2 The N-Queens Puzzle
In the previous example, functions like *V and =V were predefined, so it was
pretty straightforward to implement. That's because we used the constraint
propagation features of Screamer. The doc distinguishes between constraint
propagation features and non-deterministic features.
This paper has an example of solving the N-Queens Problem using Screamer, but the solution uses the constraint propagation features. I wanted to explore the non-deterministic features first, before I dive into how exactly the magic of the constraint propagation features works.
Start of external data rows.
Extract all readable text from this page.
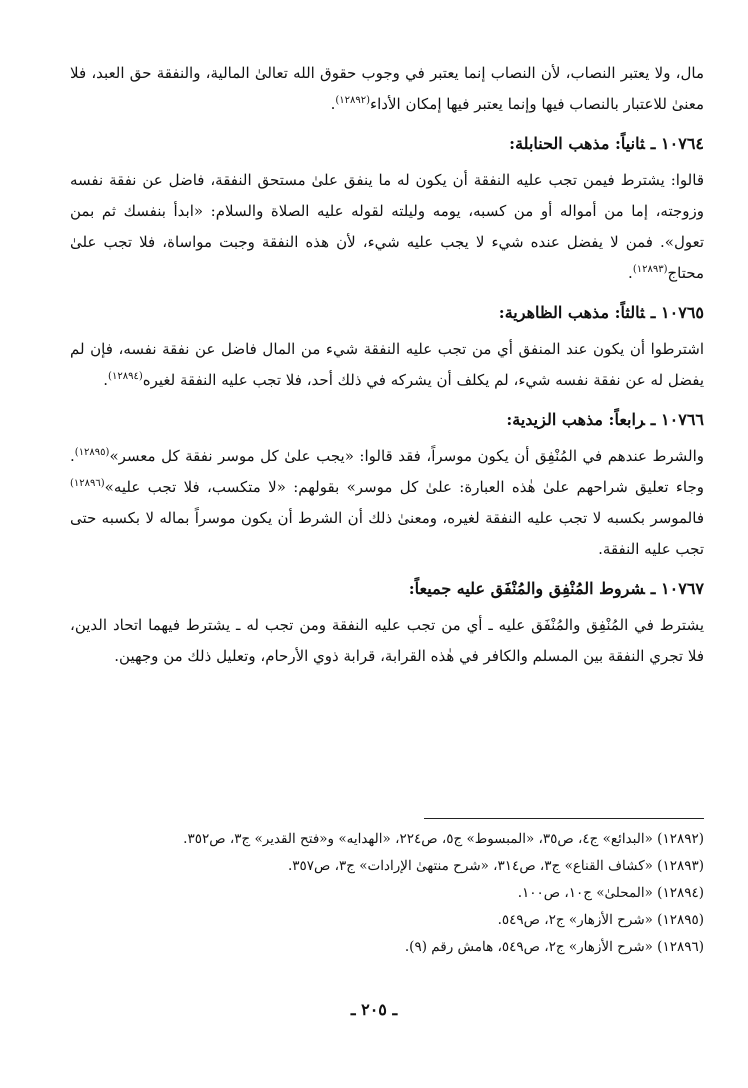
مال، ولا يعتبر النصاب، لأن النصاب إنما يعتبر في وجوب حقوق الله تعالىٰ المالية، والنفقة حق العبد، فلا معنىٰ للاعتبار بالنصاب فيها وإنما يعتبر فيها إمكان الأداء$^{(١٢٨٩٢)}$.

١٠٧٦٤ ـثانياً: مذهب الحنابلة:

قالوا: يشترط فيمن تجب عليه النفقة أن يكون له ما ينفق علىٰ مستحق النفقة، فاضل عن نفقة نفسه وزوجته، إما من أمواله أو من كسبه، يومه وليلته لقوله عليه الصلاة والسلام: «ابدأ بنفسك ثم بمن تعول». فمن لا يفضل عنده شيء لا يجب عليه شيء، لأن هذه النفقة وجبت مواساة، فلا تجب علىٰ محتاج$^{(١٢٨٩٣)}$.

١٠٧٦٥ ـثالثاً: مذهب الظاهرية:

اشترطوا أن يكون عند المنفق أي من تجب عليه النفقة شيء من المال فاضل عن نفقة نفسه، فإن لم يفضل له عن نفقة نفسه شيء، لم يكلف أن يشركه في ذلك أحد، فلا تجب عليه النفقة لغيره$^{(١٢٨٩٤)}$.

١٠٧٦٦ ـرابعاً: مذهب الزيدية:

والشرط عندهم في المُنْفِق أن يكون موسراً، فقد قالوا: «يجب علىٰ كل موسر نفقة كل معسر»$^{(١٢٨٩٥)}$. وجاء تعليق شراحهم علىٰ هٰذه العبارة: علىٰ كل موسر» بقولهم: «لا متكسب، فلا تجب عليه»$^{(١٢٨٩٦)}$ فالموسر بكسبه لا تجب عليه النفقة لغيره، ومعنىٰ ذلك أن الشرط أن يكون موسراً بماله لا بكسبه حتى تجب عليه النفقة.

١٠٧٦٧ ـشروط المُنْفِق والمُنْفَق عليه جميعاً:

يشترط في المُنْفِق والمُنْفَق عليه ـ أي من تجب عليه النفقة ومن تجب له ـ يشترط فيهما اتحاد الدين، فلا تجري النفقة بين المسلم والكافر في هٰذه القرابة، قرابة ذوي الأرحام، وتعليل ذلك من وجهين.

(١٢٨٩٢) «البدائع» ج٤، ص٣٥، «المبسوط» ج٥، ص٢٢٤، «الهدايه» و«فتح القدير» ج٣، ص٣٥٢.

(١٢٨٩٣) «كشاف القناع» ج٣، ص٣١٤، «شرح منتهىٰ الإرادات» ج٣، ص٣٥٧.

(١٢٨٩٤) «المحلىٰ» ج١٠، ص١٠٠.

(١٢٨٩٥) «شرح الأزهار» ج٢، ص٥٤٩.

(١٢٨٩٦) «شرح الأزهار» ج٢، ص٥٤٩، هامش رقم (٩).

ـ ٢٠٥ ـ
(defun list-either(a-list) (cond ((rest a-list) (either (first a-list) (list-either (rest a-list)))) (a-list (first a-list)) (t (fail)))) (defun attacks-p (a b) (= (abs (- (first a) (first b))) (abs (- (second a) (second b))))) (defun a-piece(n row &optional pieces) (let* ((occupied-columns (map 'list #'second pieces)) (columns (loop for count from 0 below n unless (member count occupied-columns) collect count))) (list row (list-either columns)))) (defun a-valid-piece (n row &optional pieces) (let ((piece (a-piece n row pieces))) (if (notany (lambda (arg) (attacks-p arg piece)) pieces) piece (fail)))) (defun complete-set (n &optional (row 0) pieces) (if (< row n) (complete-set n (1+ row) (append pieces (list (a-valid-piece n row pieces)))) pieces))
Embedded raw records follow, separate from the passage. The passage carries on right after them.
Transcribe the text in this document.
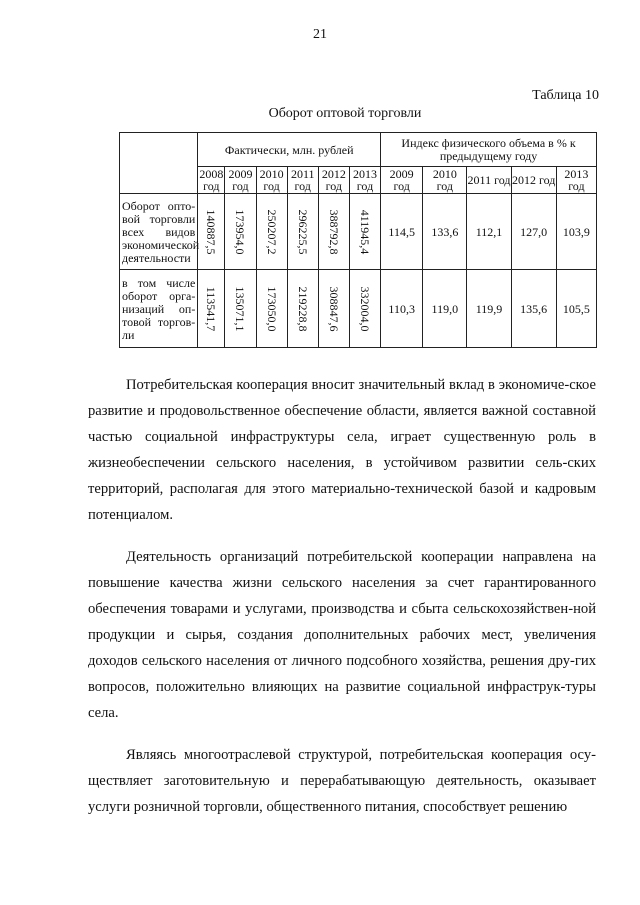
21
Таблица 10
Оборот оптовой торговли
	Фактически, млн. рублей						Индекс физического объема в % к предыдущему году				
	2008 год	2009 год	2010 год	2011 год	2012 год	2013 год	2009 год	2010 год	2011 год	2012 год	2013 год
Оборот опто-вой торговли всех видов экономической деятельности	140887,5	173954,0	250207,2	296225,5	388792,8	411945,4	114,5	133,6	112,1	127,0	103,9
в том числе оборот орга-низаций оп-товой торгов-ли	113541,7	135071,1	173050,0	219228,8	308847,6	332004,0	110,3	119,0	119,9	135,6	105,5

Потребительская кооперация вносит значительный вклад в экономиче-ское развитие и продовольственное обеспечение области, является важной составной частью социальной инфраструктуры села, играет существенную роль в жизнеобеспечении сельского населения, в устойчивом развитии сель-ских территорий, располагая для этого материально-технической базой и кадровым потенциалом.

Деятельность организаций потребительской кооперации направлена на повышение качества жизни сельского населения за счет гарантированного обеспечения товарами и услугами, производства и сбыта сельскохозяйствен-ной продукции и сырья, создания дополнительных рабочих мест, увеличения доходов сельского населения от личного подсобного хозяйства, решения дру-гих вопросов, положительно влияющих на развитие социальной инфраструк-туры села.

Являясь многоотраслевой структурой, потребительская кооперация осу-ществляет заготовительную и перерабатывающую деятельность, оказывает услуги розничной торговли, общественного питания, способствует решению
Sample run for 6-queens problem - which, surprisingly, has fewer solutions (4) than the 5-queens problem (10):
CP> (all-values (complete-set 6)) (((0 1) (1 3) (2 5) (3 0) (4 2) (5 4)) ((0 2) (1 5) (2 1) (3 4) (4 0) (5 3)) ((0 3) (1 0) (2 4) (3 1) (4 5) (5 2)) ((0 4) (1 2) (2 0) (3 5) (4 3) (5 1)))
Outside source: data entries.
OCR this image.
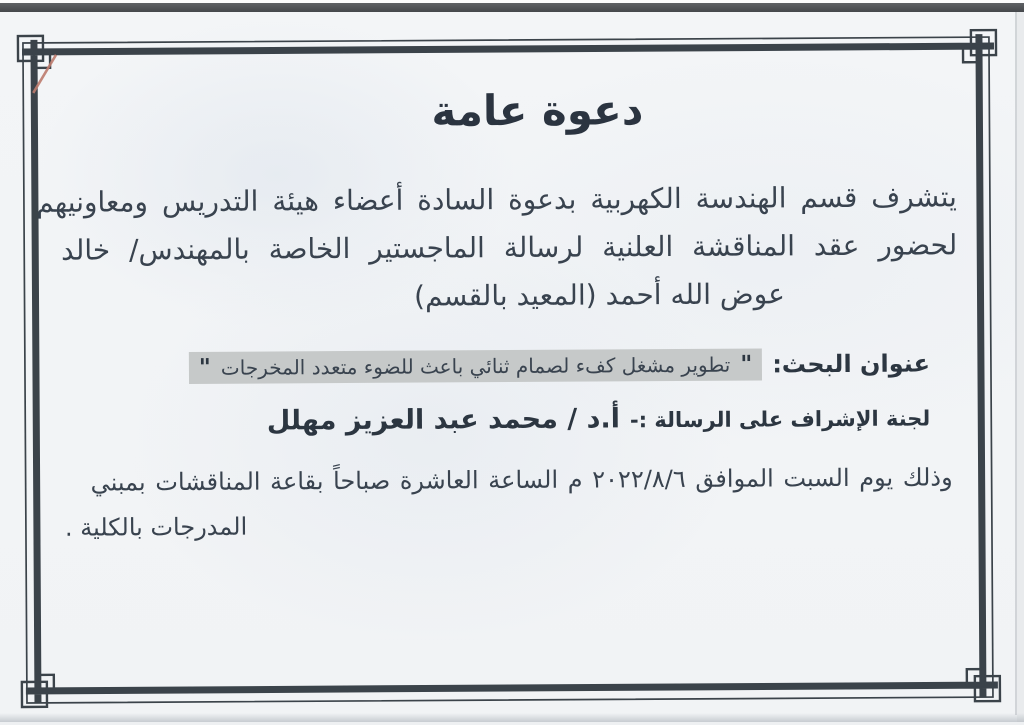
دعوة عامة
يتشرف قسم الهندسة الكهربية بدعوة السادة أعضاء هيئة التدريس ومعاونيهم
لحضور عقد المناقشة العلنية لرسالة الماجستير الخاصة بالمهندس/ خالد
عوض الله أحمد (المعيد بالقسم)
عنوان البحث:
"
تطوير مشغل كفء لصمام ثنائي باعث للضوء متعدد المخرجات
"
لجنة الإشراف على الرسالة :-
أ.د / محمد عبد العزيز مهلل
وذلك يوم السبت الموافق ٢٠٢٢/٨/٦ م الساعة العاشرة صباحاً بقاعة المناقشات بمبني
المدرجات بالكلية .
By inserting a breakpoint I could observe the backtracking:
Figure 1: Backtracking on the 6queens problem
either and fail provide a declarative way to enumerate the search-space and
backtrack. Screamer does this by rewriting non-deterministic functions and using
Continuation-passing style - a technique the papers call CPS conversion. You can
see this in the macroexpansion of a non-deterministic defun statement:
(macroexpand-1 '(defun foo-or-bar () (either :foo :bar))) ;; Expands to: (EVAL-WHEN (:COMPILE-TOPLEVEL :LOAD-TOPLEVEL :EXECUTE) (SCREAMER::CACHE-DEFINITION 'FOO-OR-BAR 'NIL '((EITHER :FOO :BAR)) '(A-BOOLEAN)) (COMMON-LISP:DEFUN FOO-OR-BAR () (DECLARE (IGNORE)) (SCREAMER::SCREAMER-ERROR "Function ~S is a nondeterministic function. As such, it~%~ must be called only from a nondeterministic context." 'FOO-OR-BAR)) (COMMON-LISP:DEFUN FOO-OR-BAR-NONDETERMINISTIC (#:CONTINUATION-915) #:CONTINUATION-915 (PROGN (LET ((#:CONTINUATION-919 #'(LAMBDA (&OPTIONAL #:DUMMY-917 &REST #:OTHER-918) (DECLARE (SCREAMER::MAGIC) (IGNORE #:OTHER-918)) (IF #:DUMMY-917 (FUNCALL #:CONTINUATION-915 :FOO) (FUNCALL #:CONTINUATION-915 :BAR))))) (SCREAMER::A-BOOLEAN-NONDETERMINISTIC #:CONTINUATION-919)))) (SCREAMER::DECLARE-NONDETERMINISTIC 'FOO-OR-BAR) 'FOO-OR-BAR)
3 Simultaneous linear equations
With this problem I finally understood the limits and essense of Screamer. Having seen how easy it is to solve this kind of problem in CLP(R), I tested this out in Screamer:
(let ((x (a-realv :x)) (y (a-realv :y))) ;; x - y = -1 (assert! (equalv (-V x y) -1)) ;; 3x + y = 9 (assert! (equalv (+V (*V 3 x) y) 9)) (list (value-of x) (value-of y)))
Of course it didn't work. There is no such magic, at least not in Screamer. Although there are features I haven't used, such as undoing side-effects and writing custom force-functions, after figuring out why the above didn't work I think I truly understood how Screamer works. I don't know how CLP(R) works, but one of the Screamer papers gives some insight:
...In contrast, Screamer uses constraint satisfaction features methods based on range propagation rather than the linear programming techniques used in CLP(R) and CHIP.
So here is what works in Screamer:
CP> (one-value (let ((x (a-realv :x)) (y (a-realv :y))) ;; x - y = -1 (assert! (equalv (-V x y) -1)) ;; 3x + y = 9 (assert! (equalv (+V (*V 3 x) y) 9)) (solution (list x y) (static-ordering #'linear-force)))) (2 3)
The variables have no finite range, so we can't use the divide-and-conquer
force function, but they have a countable set, so we can use linear-force.
linear-force works by trying each potential value in turn, so if we wrapped
the code above in all-values rather than one-value it would never halt.